Abstract

This investigation of the codon context of enterobacteria, plasmid, and phage protein genes was based on a search for correlations between the presence of one base type at codon position III and the presence of another base type at some other position in adjacent codons. Enterobacterial genes were compared with eukaryotic sequences for codon context effects. In enterobacterial genes, base usage at codon position III is correlated with the third position of the upstream adjacent codon and with all three positions of the downstream codon. Plasmid genes are free of context biases. Phage genes are heterogeneous: MS2 codons have no biased context, whereas lambda genes partly follow the trends of the host bacterium, and T7 genes have biased codon contexts that differ from those of the host. It has been reported that two successive third-codon positions tend to be occupied by two purines or two pyrimidines in Escherichia coli genes of low expression level. Here, the extent to which highly expressed protein genes can modulate base usage at two successive codon positions III, given the constraints on codon usage and protein sequence that act on them, was quantified.
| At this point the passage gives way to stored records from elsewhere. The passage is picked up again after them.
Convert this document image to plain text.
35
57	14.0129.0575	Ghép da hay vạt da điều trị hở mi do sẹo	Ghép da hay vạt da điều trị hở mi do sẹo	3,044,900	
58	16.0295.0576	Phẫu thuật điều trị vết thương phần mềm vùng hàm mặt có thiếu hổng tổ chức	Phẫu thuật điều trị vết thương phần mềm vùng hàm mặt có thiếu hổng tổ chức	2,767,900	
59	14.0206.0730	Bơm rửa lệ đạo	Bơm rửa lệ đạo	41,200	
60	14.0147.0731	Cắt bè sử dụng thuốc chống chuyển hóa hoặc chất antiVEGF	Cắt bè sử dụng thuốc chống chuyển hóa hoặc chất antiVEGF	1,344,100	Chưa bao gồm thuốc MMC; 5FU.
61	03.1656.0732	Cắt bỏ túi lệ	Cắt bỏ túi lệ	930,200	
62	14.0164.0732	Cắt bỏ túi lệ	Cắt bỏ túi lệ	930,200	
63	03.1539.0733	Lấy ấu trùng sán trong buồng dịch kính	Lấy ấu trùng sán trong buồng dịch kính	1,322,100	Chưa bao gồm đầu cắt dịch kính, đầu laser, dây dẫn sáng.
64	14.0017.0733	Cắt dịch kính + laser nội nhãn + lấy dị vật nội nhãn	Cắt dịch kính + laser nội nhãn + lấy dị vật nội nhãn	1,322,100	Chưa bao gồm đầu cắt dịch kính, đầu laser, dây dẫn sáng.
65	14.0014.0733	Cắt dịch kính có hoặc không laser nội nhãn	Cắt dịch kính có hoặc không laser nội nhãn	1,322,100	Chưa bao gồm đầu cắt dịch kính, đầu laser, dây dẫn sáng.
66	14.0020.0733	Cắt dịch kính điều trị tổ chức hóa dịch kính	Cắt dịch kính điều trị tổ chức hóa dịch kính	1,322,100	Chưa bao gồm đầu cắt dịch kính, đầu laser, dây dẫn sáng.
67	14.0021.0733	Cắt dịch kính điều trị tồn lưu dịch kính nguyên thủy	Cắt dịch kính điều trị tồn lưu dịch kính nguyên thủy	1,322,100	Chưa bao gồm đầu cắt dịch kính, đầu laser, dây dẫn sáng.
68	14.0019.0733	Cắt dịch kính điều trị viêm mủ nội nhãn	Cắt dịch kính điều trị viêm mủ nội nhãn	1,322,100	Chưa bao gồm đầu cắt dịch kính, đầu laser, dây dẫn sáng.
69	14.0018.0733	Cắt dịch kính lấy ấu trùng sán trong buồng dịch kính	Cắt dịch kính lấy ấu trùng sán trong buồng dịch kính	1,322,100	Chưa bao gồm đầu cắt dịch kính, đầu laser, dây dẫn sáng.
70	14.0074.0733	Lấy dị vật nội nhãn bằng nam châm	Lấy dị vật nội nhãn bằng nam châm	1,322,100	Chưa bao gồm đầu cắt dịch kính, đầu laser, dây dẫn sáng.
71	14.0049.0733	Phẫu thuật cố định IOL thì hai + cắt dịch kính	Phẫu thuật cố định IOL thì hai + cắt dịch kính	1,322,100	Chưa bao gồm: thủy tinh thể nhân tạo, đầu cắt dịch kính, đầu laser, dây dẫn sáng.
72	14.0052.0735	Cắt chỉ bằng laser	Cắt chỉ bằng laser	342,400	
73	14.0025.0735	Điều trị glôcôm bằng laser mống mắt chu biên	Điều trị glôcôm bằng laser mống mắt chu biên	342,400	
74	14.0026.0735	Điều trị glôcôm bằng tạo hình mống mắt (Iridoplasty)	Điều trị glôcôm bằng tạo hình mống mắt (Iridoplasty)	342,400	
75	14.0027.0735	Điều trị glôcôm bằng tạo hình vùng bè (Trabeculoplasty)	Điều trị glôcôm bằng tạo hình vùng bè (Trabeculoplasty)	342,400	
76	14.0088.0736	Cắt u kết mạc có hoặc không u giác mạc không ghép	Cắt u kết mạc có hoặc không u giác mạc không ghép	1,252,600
This demonstrates that the above-mentioned favored patterns are not a characteristic of weakly expressed genes but occur in all genes in which codon context can vary appreciably. The correlation between successive third-codon positions is a distinct feature of enterobacteria and of some phages, one that may result from adaptation of gene structure to translational efficiency. Conversely, codon context in yeast and human genes is biased--but for reasons unrelated to translation.